Le député Marc Le Fur (UMP) a défendu sans succès un amendement pour lever l'anonymat. "Voulons-nous nier cette liberté fondamentale de savoir d'où l'on vient ? Chacun a droit à son histoire !", a-t-il lancé.

Minoritaire lui aussi à gauche, Gaëtan Gorce (PS) a mis en avant "le droit de l'enfant à connaître ses origines" et a déploré "une vision dépassée de la famille".

Pour défendre l'anonymat, le rapporteur UMP Jean Leonetti a évoqué les risques du choix d'un donneur "sur catalogue".

Pour remédier à la pénurie de gamètes en France, les députés ont décidé d'ouvrir le don (ovocyte/sperme) aux femmes et aux hommes n'ayant pas eu d'enfant. Comme prévu, la technique dite de +vitrification+, c'est à dire une congélation rapide et plus performante, des ovocytes a été avalisée.

Ils sont aussi revenus sur une disposition adoptée en commission qui limitait le nombre d'ovocytes fécondés à trois et qui a suscité de nombreuses protestations chez les spécialistes de la fécondation in vitro.

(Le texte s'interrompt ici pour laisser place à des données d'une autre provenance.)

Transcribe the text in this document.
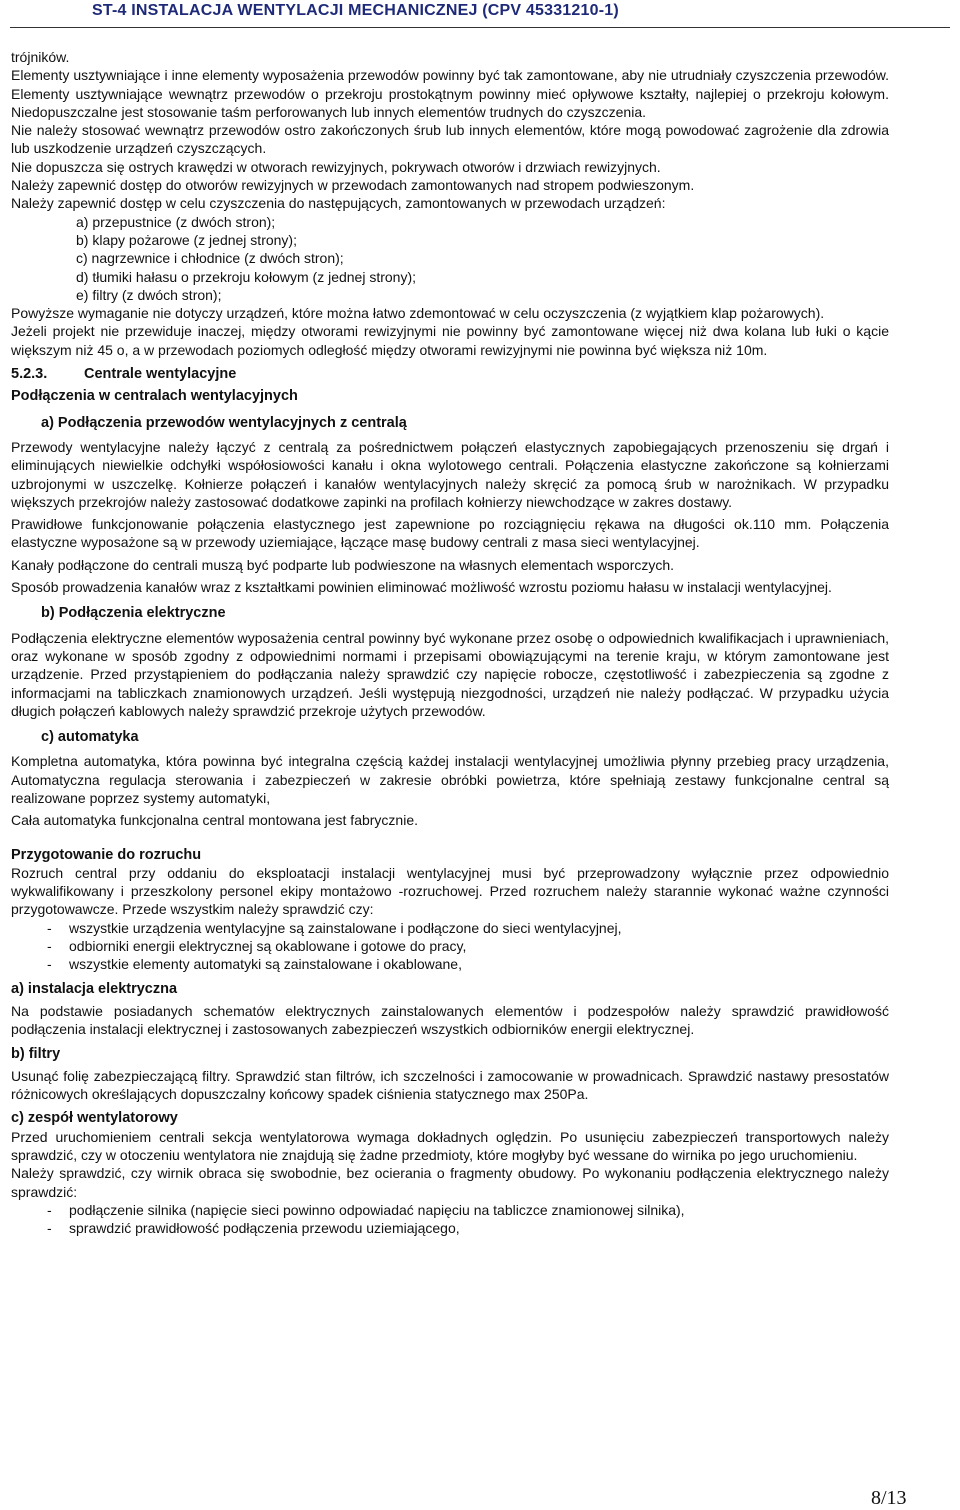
ST-4 INSTALACJA WENTYLACJI MECHANICZNEJ (CPV 45331210-1)

trójników.

Elementy usztywniające i inne elementy wyposażenia przewodów powinny być tak zamontowane, aby nie utrudniały czyszczenia przewodów. Elementy usztywniające wewnątrz przewodów o przekroju prostokątnym powinny mieć opływowe kształty, najlepiej o przekroju kołowym. Niedopuszczalne jest stosowanie taśm perforowanych lub innych elementów trudnych do czyszczenia.

Nie należy stosować wewnątrz przewodów ostro zakończonych śrub lub innych elementów, które mogą powodować zagrożenie dla zdrowia lub uszkodzenie urządzeń czyszczących.

Nie dopuszcza się ostrych krawędzi w otworach rewizyjnych, pokrywach otworów i drzwiach rewizyjnych.

Należy zapewnić dostęp do otworów rewizyjnych w przewodach zamontowanych nad stropem podwieszonym.

Należy zapewnić dostęp w celu czyszczenia do następujących, zamontowanych w przewodach urządzeń:

a) przepustnice (z dwóch stron);
b) klapy pożarowe (z jednej strony);
c) nagrzewnice i chłodnice (z dwóch stron);
d) tłumiki hałasu o przekroju kołowym (z jednej strony);
e) filtry (z dwóch stron);

Powyższe wymaganie nie dotyczy urządzeń, które można łatwo zdemontować w celu oczyszczenia (z wyjątkiem klap pożarowych).

Jeżeli projekt nie przewiduje inaczej, między otworami rewizyjnymi nie powinny być zamontowane więcej niż dwa kolana lub łuki o kącie większym niż 45 o, a w przewodach poziomych odległość między otworami rewizyjnymi nie powinna być większa niż 10m.

5.2.3.	Centrale wentylacyjne
Podłączenia w centralach wentylacyjnych
a) Podłączenia przewodów wentylacyjnych z centralą

Przewody wentylacyjne należy łączyć z centralą za pośrednictwem połączeń elastycznych zapobiegających przenoszeniu się drgań i eliminujących niewielkie odchyłki współosiowości kanału i okna wylotowego centrali. Połączenia elastyczne zakończone są kołnierzami uzbrojonymi w uszczelkę. Kołnierze połączeń i kanałów wentylacyjnych należy skręcić za pomocą śrub w narożnikach. W przypadku większych przekrojów należy zastosować dodatkowe zapinki na profilach kołnierzy niewchodzące w zakres dostawy.

Prawidłowe funkcjonowanie połączenia elastycznego jest zapewnione po rozciągnięciu rękawa na długości ok.110 mm. Połączenia elastyczne wyposażone są w przewody uziemiające, łączące masę budowy centrali z masa sieci wentylacyjnej.

Kanały podłączone do centrali muszą być podparte lub podwieszone na własnych elementach wsporczych.

Sposób prowadzenia kanałów wraz z kształtkami powinien eliminować możliwość wzrostu poziomu hałasu w instalacji wentylacyjnej.

b) Podłączenia elektryczne

Podłączenia elektryczne elementów wyposażenia central powinny być wykonane przez osobę o odpowiednich kwalifikacjach i uprawnieniach, oraz wykonane w sposób zgodny z odpowiednimi normami i przepisami obowiązującymi na terenie kraju, w którym zamontowane jest urządzenie. Przed przystąpieniem do podłączania należy sprawdzić czy napięcie robocze, częstotliwość i zabezpieczenia są zgodne z informacjami na tabliczkach znamionowych urządzeń. Jeśli występują niezgodności, urządzeń nie należy podłączać. W przypadku użycia długich połączeń kablowych należy sprawdzić przekroje użytych przewodów.

c) automatyka

Kompletna automatyka, która powinna być integralna częścią każdej instalacji wentylacyjnej umożliwia płynny przebieg pracy urządzenia, Automatyczna regulacja sterowania i zabezpieczeń w zakresie obróbki powietrza, które spełniają zestawy funkcjonalne central są realizowane poprzez systemy automatyki,

Cała automatyka funkcjonalna central montowana jest fabrycznie.

Przygotowanie do rozruchu

Rozruch central przy oddaniu do eksploatacji instalacji wentylacyjnej musi być przeprowadzony wyłącznie przez odpowiednio wykwalifikowany i przeszkolony personel ekipy montażowo -rozruchowej. Przed rozruchem należy starannie wykonać ważne czynności przygotowawcze. Przede wszystkim należy sprawdzić czy:

- wszystkie urządzenia wentylacyjne są zainstalowane i podłączone do sieci wentylacyjnej,
- odbiorniki energii elektrycznej są okablowane i gotowe do pracy,
- wszystkie elementy automatyki są zainstalowane i okablowane,
a) instalacja elektryczna

Na podstawie posiadanych schematów elektrycznych zainstalowanych elementów i podzespołów należy sprawdzić prawidłowość podłączenia instalacji elektrycznej i zastosowanych zabezpieczeń wszystkich odbiorników energii elektrycznej.

b) filtry

Usunąć folię zabezpieczającą filtry. Sprawdzić stan filtrów, ich szczelności i zamocowanie w prowadnicach. Sprawdzić nastawy presostatów różnicowych określających dopuszczalny końcowy spadek ciśnienia statycznego max 250Pa.

c) zespół wentylatorowy

Przed uruchomieniem centrali sekcja wentylatorowa wymaga dokładnych oględzin. Po usunięciu zabezpieczeń transportowych należy sprawdzić, czy w otoczeniu wentylatora nie znajdują się żadne przedmioty, które mogłyby być wessane do wirnika po jego uruchomieniu.

Należy sprawdzić, czy wirnik obraca się swobodnie, bez ocierania o fragmenty obudowy. Po wykonaniu podłączenia elektrycznego należy sprawdzić:

- podłączenie silnika (napięcie sieci powinno odpowiadać napięciu na tabliczce znamionowej silnika),
- sprawdzić prawidłowość podłączenia przewodu uziemiającego,
8/13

Seule véritable surprise après un flottement en commission, d'abord oui puis non, les députés se sont prononcés pour le transfert d'embryon post-mortem, contrairement à ce que souhaitait le gouvernement.

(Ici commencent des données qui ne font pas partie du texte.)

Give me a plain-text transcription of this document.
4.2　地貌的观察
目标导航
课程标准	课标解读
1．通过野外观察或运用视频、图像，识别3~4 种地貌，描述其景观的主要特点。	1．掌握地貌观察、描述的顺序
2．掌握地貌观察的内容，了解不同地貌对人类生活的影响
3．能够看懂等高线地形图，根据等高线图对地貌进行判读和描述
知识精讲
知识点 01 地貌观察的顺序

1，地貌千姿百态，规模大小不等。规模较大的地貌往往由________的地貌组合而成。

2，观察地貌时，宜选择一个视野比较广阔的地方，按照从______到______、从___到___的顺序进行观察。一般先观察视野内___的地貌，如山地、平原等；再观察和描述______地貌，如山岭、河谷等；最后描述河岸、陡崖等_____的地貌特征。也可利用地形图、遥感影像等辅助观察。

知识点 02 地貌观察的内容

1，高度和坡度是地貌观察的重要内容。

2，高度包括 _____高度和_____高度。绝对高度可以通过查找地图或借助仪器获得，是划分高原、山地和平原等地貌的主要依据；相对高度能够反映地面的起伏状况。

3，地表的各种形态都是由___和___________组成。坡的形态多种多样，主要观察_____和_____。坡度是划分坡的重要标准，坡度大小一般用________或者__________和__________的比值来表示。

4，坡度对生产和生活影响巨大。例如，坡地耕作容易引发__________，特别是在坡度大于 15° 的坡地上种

Rapporteur du texte, M. Leonetti s'est opposé à plusieurs amendements visant à supprimer la possibilité du "bébé du double espoir". "C'est un enfant considéré comme un moyen pour une finalité extérieure", a tenté Xavier Breton (UMP) pour revenir sur la technique du double diagnostic (DPI-HLA) permettant le "bébé du double espoir", introduite par la loi de 2004.

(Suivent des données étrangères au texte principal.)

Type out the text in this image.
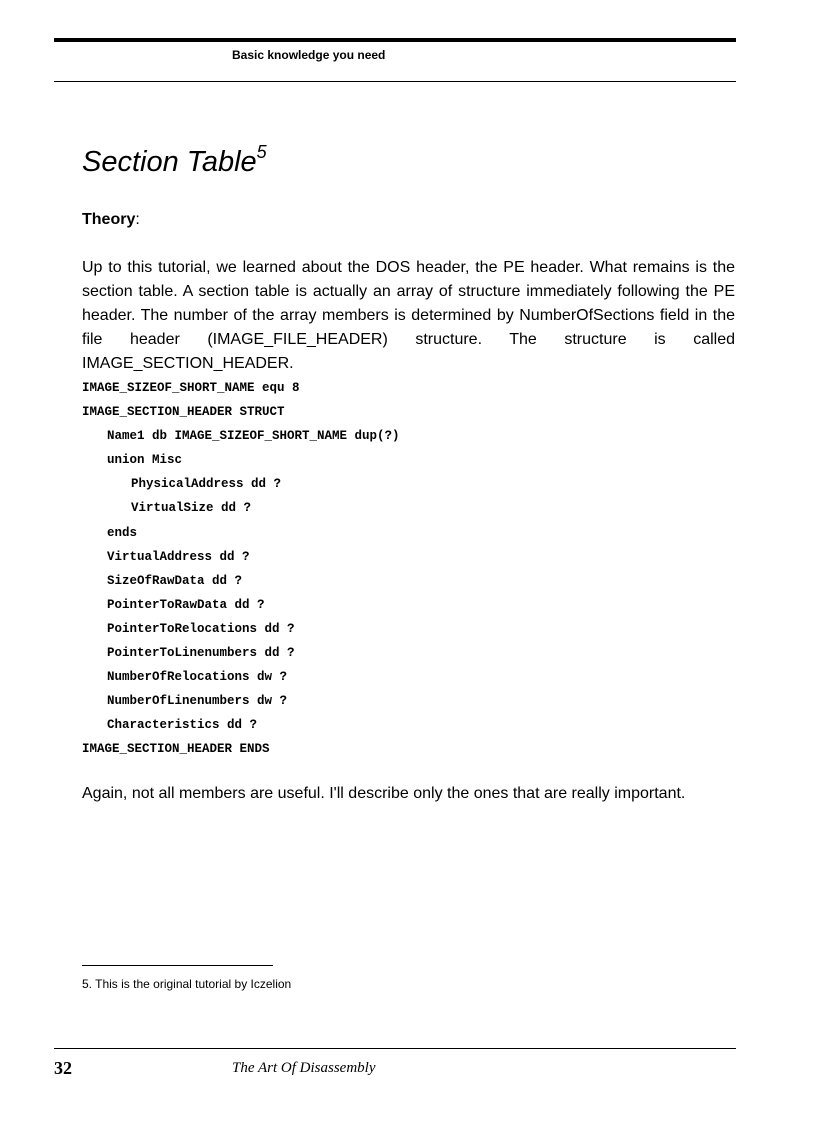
Basic knowledge you need
Section Table$^5$
Theory:

Up to this tutorial, we learned about the DOS header, the PE header. What remains is the section table. A section table is actually an array of structure immediately following the PE header. The number of the array members is determined by NumberOfSections field in the file header (IMAGE_FILE_HEADER) structure. The structure is called IMAGE_SECTION_HEADER.

IMAGE_SIZEOF_SHORT_NAME equ 8
IMAGE_SECTION_HEADER STRUCT
Name1 db IMAGE_SIZEOF_SHORT_NAME dup(?)
union Misc
PhysicalAddress dd ?
VirtualSize dd ?
ends
VirtualAddress dd ?
SizeOfRawData dd ?
PointerToRawData dd ?
PointerToRelocations dd ?
PointerToLinenumbers dd ?
NumberOfRelocations dw ?
NumberOfLinenumbers dw ?
Characteristics dd ?
IMAGE_SECTION_HEADER ENDS

Again, not all members are useful. I'll describe only the ones that are really important.

5. This is the original tutorial by Iczelion
32	The Art Of Disassembly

"Réveillez-vous! C'est le double espoir! C'est ca l'humanisme!", s'est emporté Bernard Debré (UMP). "Il y en a 20.000 dans le monde", a-t-il expliqué.

Face aux risques "d'eugénisme" mis en avant par certains députés UMP, Xavier Bertrand a martelé qu'il "n'est pas question d'accepter une sélection génétique".

L'association "L'Alliance pour les droits de la vie" a prévu vendredi une manifestation aux abords de l'Assemblée nationale pour "lancer un cri d'alerte spectaculaire" et "protéger la société des dérives eugéniques".